Es dürfte in Zukunft schwerer werden, im Parlament Mehrheiten zu finden
Da es deshalb in Zukunft schwieriger wird, im Hohen Haus Mehrheiten zu finden und Entscheidungen durchzubringen, dürfte die EVP eine breitere Basis aufbauen wollen. Doch noch ist offen, ob sie bei der Suche nach Verbündeten auf die Grünen zugeht oder nach Italien schaut. Von der Leyen hatte für Aufsehen gesorgt, weil sie für eine mögliche zweite Amtszeit eine lose Zusammenarbeit mit Mitgliedern der rechtskonservativen Fraktion der Europäischen Konservativen und Reformer (EKR) nicht ausgeschlossen hatte, solange sie pro Rechtstaat, pro Ukraine und pro Europa sind. Melonis Partei würde das einschließen. Sie gehört der EKR im EU-Parlament an, zu der auch die polnischen Nationalkonservativen der PiS zählen. Die sozialdemokratischen EU-Abgeordneten warnten jedoch, dass sie dann von der Leyen ablehnen würden. Könnte sich die Deutsche deshalb doch eher an die Grünen wenden und so die Sozialdemokraten halten?
Die FPÖ, die italienische Lega und der RN bilden in Brüssel derweil ein Bündnis der noch weiter rechts stehenden Fraktion Identität und Demokratie (ID).

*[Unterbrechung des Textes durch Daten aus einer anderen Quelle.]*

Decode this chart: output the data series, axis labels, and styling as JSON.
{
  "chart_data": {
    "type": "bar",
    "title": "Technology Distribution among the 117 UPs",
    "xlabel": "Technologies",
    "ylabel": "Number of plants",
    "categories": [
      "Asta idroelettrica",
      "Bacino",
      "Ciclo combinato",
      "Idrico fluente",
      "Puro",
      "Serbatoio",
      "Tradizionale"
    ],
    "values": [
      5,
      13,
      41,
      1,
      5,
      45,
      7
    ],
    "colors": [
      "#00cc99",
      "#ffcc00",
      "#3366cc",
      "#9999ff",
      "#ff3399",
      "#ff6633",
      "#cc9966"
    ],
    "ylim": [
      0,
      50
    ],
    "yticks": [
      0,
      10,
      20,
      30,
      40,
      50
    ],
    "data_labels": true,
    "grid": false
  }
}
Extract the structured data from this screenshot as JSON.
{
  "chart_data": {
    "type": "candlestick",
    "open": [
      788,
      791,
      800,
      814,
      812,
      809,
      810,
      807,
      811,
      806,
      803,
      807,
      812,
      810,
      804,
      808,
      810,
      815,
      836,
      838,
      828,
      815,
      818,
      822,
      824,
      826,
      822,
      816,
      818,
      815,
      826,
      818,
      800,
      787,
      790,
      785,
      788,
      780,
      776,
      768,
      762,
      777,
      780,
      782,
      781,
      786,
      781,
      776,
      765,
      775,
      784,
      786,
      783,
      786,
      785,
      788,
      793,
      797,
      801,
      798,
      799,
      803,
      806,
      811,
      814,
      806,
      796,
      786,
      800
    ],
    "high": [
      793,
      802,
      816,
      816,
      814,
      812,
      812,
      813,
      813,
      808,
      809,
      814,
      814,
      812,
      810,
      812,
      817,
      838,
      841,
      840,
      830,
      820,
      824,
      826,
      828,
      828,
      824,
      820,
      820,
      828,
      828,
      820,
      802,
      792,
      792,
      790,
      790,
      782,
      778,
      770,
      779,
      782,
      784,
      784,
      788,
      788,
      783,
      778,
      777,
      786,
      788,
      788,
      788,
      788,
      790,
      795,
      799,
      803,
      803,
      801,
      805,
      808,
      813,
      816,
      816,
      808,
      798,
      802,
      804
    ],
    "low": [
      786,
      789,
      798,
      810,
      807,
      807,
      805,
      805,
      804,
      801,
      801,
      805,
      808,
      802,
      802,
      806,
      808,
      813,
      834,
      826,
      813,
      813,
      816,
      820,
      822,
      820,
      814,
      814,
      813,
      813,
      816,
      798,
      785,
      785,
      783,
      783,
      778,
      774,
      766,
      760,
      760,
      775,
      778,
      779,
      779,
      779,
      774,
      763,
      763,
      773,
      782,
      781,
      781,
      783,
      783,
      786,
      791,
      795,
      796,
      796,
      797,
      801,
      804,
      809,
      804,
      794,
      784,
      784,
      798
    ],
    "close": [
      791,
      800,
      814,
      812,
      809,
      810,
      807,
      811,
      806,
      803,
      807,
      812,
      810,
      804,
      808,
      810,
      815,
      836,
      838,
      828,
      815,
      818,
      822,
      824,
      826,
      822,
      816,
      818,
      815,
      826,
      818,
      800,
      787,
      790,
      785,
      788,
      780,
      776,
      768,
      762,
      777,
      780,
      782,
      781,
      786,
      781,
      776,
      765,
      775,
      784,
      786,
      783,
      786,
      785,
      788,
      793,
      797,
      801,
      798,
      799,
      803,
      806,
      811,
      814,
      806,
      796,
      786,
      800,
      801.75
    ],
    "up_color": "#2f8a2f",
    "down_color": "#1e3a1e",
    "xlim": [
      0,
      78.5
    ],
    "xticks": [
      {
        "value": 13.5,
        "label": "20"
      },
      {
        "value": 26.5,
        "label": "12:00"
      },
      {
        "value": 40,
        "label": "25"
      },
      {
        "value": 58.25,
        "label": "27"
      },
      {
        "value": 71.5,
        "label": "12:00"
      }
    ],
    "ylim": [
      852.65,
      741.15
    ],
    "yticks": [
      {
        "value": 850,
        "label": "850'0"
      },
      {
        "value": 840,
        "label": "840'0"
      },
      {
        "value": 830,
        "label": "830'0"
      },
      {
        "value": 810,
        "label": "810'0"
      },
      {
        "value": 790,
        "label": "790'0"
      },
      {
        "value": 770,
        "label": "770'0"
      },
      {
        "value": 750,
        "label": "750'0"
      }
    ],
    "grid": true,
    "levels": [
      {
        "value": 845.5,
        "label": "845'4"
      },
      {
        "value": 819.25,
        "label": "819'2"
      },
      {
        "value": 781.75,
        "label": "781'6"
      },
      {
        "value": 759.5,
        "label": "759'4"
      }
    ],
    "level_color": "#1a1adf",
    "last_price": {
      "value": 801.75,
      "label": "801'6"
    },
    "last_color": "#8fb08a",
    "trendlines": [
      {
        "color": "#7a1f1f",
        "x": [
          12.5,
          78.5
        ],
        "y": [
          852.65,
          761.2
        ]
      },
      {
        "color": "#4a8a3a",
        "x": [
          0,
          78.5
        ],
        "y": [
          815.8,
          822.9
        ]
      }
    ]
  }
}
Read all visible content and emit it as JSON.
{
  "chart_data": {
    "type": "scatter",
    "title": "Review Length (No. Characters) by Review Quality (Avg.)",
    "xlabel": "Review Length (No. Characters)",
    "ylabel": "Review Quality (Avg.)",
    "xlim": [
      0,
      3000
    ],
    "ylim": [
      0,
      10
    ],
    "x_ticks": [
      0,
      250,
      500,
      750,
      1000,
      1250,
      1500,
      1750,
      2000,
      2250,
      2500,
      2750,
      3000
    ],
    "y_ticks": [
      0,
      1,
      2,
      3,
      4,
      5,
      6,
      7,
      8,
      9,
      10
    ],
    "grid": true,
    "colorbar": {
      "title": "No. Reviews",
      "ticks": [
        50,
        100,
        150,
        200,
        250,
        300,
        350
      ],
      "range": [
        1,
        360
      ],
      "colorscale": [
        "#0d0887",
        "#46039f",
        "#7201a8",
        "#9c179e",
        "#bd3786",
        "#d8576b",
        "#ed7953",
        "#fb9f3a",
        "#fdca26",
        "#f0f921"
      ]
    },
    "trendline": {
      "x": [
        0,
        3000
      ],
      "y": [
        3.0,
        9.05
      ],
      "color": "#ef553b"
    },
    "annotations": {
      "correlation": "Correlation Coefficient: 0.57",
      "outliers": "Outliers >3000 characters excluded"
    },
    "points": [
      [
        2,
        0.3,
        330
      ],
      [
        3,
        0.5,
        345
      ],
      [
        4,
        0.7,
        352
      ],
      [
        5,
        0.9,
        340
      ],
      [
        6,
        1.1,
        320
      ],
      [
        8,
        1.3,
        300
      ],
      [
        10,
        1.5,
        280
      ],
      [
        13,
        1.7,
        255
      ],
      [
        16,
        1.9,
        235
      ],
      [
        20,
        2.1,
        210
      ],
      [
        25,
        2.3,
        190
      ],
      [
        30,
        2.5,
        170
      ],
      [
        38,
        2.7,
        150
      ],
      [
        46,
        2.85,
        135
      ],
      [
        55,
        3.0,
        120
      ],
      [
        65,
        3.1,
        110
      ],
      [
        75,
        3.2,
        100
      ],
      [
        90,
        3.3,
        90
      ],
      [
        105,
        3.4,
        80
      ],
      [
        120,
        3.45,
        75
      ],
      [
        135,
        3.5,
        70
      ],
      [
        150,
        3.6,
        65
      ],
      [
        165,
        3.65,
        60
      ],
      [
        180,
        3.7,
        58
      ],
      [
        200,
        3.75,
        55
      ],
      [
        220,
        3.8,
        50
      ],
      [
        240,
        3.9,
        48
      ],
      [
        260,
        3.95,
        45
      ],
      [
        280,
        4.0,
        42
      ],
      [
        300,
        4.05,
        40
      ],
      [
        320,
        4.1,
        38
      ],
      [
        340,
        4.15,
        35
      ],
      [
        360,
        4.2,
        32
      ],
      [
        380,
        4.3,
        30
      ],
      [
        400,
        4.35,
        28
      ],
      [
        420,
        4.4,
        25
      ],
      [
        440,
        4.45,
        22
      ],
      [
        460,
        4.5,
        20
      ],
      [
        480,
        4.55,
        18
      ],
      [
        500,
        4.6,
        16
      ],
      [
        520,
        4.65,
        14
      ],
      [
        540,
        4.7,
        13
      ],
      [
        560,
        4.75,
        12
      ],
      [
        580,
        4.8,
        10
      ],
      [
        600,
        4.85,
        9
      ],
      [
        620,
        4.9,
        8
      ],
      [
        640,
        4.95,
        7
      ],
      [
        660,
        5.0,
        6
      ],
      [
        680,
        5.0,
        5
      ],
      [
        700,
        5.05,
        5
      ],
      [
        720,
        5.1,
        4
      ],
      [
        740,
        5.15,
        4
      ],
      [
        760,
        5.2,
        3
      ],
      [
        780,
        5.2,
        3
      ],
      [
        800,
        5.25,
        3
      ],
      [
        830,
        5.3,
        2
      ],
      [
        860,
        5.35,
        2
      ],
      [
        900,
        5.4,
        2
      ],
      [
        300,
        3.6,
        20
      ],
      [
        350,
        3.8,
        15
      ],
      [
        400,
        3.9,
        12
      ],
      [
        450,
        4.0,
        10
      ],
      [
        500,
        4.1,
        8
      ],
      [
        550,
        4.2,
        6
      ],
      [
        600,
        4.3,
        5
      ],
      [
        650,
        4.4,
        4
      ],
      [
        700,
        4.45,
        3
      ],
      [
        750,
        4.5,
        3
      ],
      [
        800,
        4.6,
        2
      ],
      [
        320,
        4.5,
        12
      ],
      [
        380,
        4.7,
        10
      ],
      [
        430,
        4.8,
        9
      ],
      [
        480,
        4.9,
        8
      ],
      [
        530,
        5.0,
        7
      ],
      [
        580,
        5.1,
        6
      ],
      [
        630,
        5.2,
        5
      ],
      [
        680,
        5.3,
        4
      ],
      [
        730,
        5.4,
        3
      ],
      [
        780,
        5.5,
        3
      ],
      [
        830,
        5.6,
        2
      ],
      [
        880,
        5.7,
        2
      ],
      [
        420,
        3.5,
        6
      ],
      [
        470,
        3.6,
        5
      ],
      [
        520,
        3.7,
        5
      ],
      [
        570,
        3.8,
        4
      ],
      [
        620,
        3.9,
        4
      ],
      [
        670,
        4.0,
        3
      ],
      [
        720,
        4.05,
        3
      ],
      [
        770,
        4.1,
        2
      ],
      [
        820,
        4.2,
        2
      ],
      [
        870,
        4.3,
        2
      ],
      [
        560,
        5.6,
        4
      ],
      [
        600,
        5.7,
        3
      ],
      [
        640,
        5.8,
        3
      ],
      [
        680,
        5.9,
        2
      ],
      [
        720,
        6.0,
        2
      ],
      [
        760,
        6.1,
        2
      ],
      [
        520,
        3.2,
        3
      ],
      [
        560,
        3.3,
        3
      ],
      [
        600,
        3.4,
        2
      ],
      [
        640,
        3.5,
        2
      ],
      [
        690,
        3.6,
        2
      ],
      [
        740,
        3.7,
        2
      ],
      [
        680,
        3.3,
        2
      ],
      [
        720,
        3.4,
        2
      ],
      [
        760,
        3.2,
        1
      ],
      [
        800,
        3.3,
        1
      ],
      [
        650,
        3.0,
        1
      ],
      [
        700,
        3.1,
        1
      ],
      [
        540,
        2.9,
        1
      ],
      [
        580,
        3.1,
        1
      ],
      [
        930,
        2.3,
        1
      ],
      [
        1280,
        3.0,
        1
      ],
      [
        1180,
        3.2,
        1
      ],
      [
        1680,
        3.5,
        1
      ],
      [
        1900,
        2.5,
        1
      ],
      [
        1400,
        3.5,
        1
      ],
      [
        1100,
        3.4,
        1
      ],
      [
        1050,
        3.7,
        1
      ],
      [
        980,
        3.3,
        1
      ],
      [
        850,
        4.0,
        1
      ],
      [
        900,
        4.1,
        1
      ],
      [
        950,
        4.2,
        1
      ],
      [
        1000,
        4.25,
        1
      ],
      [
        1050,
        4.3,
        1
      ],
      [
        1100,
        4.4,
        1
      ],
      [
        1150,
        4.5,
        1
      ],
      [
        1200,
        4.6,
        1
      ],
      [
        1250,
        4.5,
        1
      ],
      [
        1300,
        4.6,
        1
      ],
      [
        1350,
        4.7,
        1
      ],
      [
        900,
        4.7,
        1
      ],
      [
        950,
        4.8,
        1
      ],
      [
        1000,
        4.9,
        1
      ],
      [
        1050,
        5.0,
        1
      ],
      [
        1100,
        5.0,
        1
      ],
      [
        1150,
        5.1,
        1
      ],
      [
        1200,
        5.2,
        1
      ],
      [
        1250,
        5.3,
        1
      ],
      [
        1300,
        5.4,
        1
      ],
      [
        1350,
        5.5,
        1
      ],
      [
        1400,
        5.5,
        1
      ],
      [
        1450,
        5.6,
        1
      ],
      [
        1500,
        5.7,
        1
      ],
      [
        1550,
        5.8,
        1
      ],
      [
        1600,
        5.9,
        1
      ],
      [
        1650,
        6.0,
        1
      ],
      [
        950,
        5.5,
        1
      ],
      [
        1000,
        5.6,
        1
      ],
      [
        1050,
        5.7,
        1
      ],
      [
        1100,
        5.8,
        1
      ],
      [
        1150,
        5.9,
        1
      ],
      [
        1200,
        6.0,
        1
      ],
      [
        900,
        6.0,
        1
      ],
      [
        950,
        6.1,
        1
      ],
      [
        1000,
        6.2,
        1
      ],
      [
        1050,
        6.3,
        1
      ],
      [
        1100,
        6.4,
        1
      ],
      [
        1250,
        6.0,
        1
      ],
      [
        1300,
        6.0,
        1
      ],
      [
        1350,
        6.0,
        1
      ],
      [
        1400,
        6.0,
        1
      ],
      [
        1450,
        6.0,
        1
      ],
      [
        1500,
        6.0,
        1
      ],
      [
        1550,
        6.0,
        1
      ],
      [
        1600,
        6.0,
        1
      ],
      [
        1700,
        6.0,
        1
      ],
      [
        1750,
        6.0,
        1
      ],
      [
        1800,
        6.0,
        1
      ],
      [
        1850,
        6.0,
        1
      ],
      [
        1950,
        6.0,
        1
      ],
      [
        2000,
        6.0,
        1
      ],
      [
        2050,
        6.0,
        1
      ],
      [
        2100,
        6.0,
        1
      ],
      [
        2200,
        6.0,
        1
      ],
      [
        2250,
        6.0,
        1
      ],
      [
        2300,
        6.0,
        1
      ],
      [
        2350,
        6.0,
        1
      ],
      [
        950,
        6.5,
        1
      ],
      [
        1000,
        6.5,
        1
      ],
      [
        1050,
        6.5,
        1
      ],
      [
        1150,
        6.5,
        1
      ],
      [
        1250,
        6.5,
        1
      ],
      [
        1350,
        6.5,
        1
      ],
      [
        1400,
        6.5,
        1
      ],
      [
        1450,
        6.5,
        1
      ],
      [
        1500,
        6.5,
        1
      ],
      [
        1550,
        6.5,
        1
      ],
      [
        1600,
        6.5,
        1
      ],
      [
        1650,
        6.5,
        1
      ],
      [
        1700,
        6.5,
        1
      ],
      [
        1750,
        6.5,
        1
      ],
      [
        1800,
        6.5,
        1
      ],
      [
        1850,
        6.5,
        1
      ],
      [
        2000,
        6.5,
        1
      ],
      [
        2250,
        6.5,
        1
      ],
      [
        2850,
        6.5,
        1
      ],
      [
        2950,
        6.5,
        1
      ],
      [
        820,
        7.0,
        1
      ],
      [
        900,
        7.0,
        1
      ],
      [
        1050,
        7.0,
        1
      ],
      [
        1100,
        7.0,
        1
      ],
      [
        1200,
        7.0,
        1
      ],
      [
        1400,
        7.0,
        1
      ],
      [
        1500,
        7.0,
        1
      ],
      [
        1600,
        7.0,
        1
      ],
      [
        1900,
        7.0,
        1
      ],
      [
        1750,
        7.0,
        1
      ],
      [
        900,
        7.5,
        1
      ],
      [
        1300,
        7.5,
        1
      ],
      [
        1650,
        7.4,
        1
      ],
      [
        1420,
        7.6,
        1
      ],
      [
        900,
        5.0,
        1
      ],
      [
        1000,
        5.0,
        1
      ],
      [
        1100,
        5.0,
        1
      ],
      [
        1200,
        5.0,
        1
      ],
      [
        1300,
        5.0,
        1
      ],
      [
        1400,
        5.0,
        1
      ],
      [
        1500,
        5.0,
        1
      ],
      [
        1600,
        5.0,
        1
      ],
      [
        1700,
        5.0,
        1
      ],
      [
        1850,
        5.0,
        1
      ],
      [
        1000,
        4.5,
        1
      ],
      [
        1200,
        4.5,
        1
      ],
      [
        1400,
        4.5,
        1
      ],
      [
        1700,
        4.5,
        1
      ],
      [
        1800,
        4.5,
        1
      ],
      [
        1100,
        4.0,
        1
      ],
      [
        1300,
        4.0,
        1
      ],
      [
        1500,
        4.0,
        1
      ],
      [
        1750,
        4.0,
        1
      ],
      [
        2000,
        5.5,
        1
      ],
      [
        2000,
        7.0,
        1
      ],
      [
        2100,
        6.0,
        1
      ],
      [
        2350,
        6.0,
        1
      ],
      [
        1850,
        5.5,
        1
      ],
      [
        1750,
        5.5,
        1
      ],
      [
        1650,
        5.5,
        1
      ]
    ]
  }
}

Nachdem alle AfD-Europaparlamentarier wegen der umstrittenen Äußerungen zur Waffen-SS des Spitzenkandidaten Maximilian Krah aus der ID ausgeschlossen wurden, stehen die deutschen Rechtspopulisten isoliert auf EU-Ebene da. Die geschasste AfD sucht bereits nach neuen Partnern, unter anderem in Ungarn. Allerdings müssen mindestens 23 Abgeordnete aus mindestens sieben Staaten zusammenkommen, um ein solches Bündnis zu formen.